The community of Morinville was rocked by tragedy this past weekend when a two-year-old girl drowned in the town's storm-water lake. Our thoughts go out to the family during this unimaginable time of suffering.
The community of Morinville was rocked by tragedy this past weekend when a two-year-old girl drowned in the town's storm-water lake.
Our thoughts go out to the family during this unimaginable time of suffering.
There was a time when incidents such as these brought communities together, binding them to a common cause of helping their neighbours in need. While we know the family is already receiving an outpouring of support from neighbours and friends, some of that goodwill has already been overshadowed by the Internet's callousness.
As soon as the story hit the news and before a lot of information became available, the keyboard warriors began their emotionally disconnected typing. Armed with no more than the lack of conscience the Internet seems to offer, some thought it appropriate to cast blame on the family, while having little to no factual information.
For those of us who grew up before the Internet was so widely used or perhaps was no more than a line from a science fiction novel, people had to account for what they said. For the most part, before technology gave cowards a safe place to vent, many of today's cyber trolls would have had to show some testicular fortitude and look a person in the eye to spew their hate and ignorance. Otherwise they had to be satisfied to mutter to themselves from the safety of their basements because they lacked the courage required to account for their words.
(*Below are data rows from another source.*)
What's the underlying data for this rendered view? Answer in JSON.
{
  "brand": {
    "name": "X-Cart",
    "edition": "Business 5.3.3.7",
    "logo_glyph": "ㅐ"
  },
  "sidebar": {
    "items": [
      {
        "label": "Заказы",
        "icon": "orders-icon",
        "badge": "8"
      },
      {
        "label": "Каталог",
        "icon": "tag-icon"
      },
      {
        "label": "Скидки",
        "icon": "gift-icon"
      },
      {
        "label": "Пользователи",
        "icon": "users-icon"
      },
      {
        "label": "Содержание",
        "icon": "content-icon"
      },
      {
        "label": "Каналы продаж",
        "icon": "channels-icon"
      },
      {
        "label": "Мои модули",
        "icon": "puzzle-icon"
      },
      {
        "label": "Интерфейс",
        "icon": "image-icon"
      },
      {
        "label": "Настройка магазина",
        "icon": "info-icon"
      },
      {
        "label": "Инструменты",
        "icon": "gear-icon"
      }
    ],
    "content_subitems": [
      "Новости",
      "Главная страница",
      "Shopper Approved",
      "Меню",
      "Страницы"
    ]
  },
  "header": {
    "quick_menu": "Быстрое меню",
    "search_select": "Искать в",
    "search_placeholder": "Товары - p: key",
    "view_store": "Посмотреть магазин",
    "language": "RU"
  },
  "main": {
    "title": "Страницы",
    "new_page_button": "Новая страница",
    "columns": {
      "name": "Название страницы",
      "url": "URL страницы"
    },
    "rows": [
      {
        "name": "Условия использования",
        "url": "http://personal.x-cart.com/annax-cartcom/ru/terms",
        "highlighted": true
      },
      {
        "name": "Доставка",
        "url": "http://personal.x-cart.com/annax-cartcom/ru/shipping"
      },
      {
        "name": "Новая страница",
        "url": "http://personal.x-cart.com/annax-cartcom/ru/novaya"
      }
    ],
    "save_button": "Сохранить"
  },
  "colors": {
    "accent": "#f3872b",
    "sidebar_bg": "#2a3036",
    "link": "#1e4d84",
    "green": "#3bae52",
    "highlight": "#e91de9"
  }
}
The Internet's effect of provoking these types of reactions from people is so pervasive that psychologists have given the trend a name. Cyberpsychology and Behavior, a peer reviewed journal, published an article in 2004 about the phenomenon now known as the online disinhibition effect. While noting it can manifest in benign and even positive ways, it also has its destructive and toxic side. Even when interactions are not anonymous, the dissociative nature of online interactions can erode one's normal sense of boundaries.
We have all seen it. People making racist comments they would never dream of saying in public, others who make physical threats and even those who mock the deaths of others' loved ones.
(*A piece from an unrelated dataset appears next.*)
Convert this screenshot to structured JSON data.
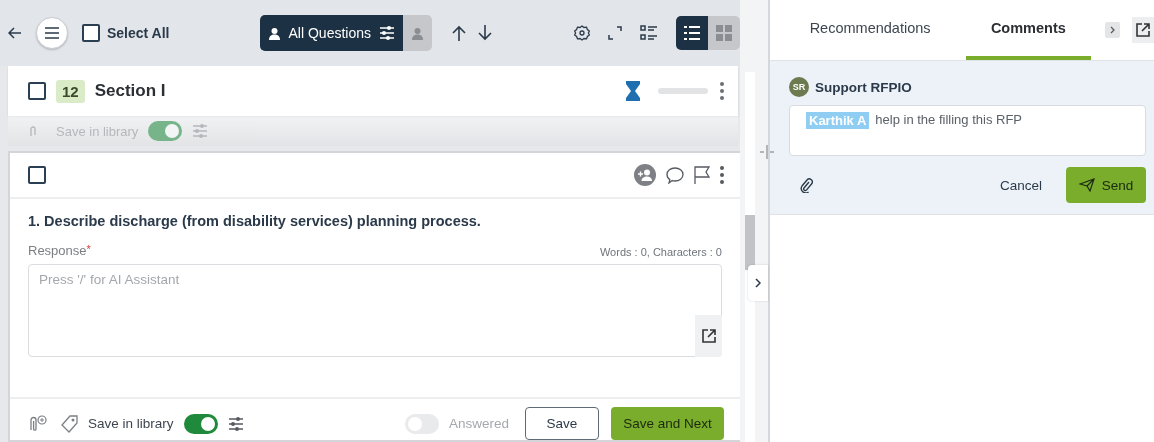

Gone is the time when people had to face the consequences of their verbal stupidity. No longer do they have to see the pain they cause, risk a verbal backlash that is far more impactful in person than a typed rant on social media, or, in severe situations, risk a physical altercation.
The Internet has created a global community, one that is far more impersonal than what small-town Alberta is known for. It is unfortunate that some people who join that community choose to use it to be a negative influence instead of a positive one.
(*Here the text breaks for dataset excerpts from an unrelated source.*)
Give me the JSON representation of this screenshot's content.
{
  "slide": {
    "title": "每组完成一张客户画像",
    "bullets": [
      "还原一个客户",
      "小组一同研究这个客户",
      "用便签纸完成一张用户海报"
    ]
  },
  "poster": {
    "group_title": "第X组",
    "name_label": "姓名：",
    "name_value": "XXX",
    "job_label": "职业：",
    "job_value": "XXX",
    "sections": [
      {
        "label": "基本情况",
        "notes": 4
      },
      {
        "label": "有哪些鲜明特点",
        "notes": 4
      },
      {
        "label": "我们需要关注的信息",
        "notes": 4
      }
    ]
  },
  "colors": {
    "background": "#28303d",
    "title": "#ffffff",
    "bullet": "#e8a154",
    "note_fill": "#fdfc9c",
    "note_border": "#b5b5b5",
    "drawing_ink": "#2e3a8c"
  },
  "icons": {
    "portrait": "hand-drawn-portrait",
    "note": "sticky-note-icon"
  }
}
Maybe next time there is a story online about a family's personal tragedy, people can try exercising some compassion and empathy. Maybe they can even offer some support instead of kicking a family when it is at its lowest. We all face personal loss at some point and when we do we seek support from family and friends. Hurtful and childish comments plastered online during our time of grief serve to help no one.
There is an old saying that states you are the most yourself when you think no one is looking. Hopefully, the way you act in those moments is something you can be proud of.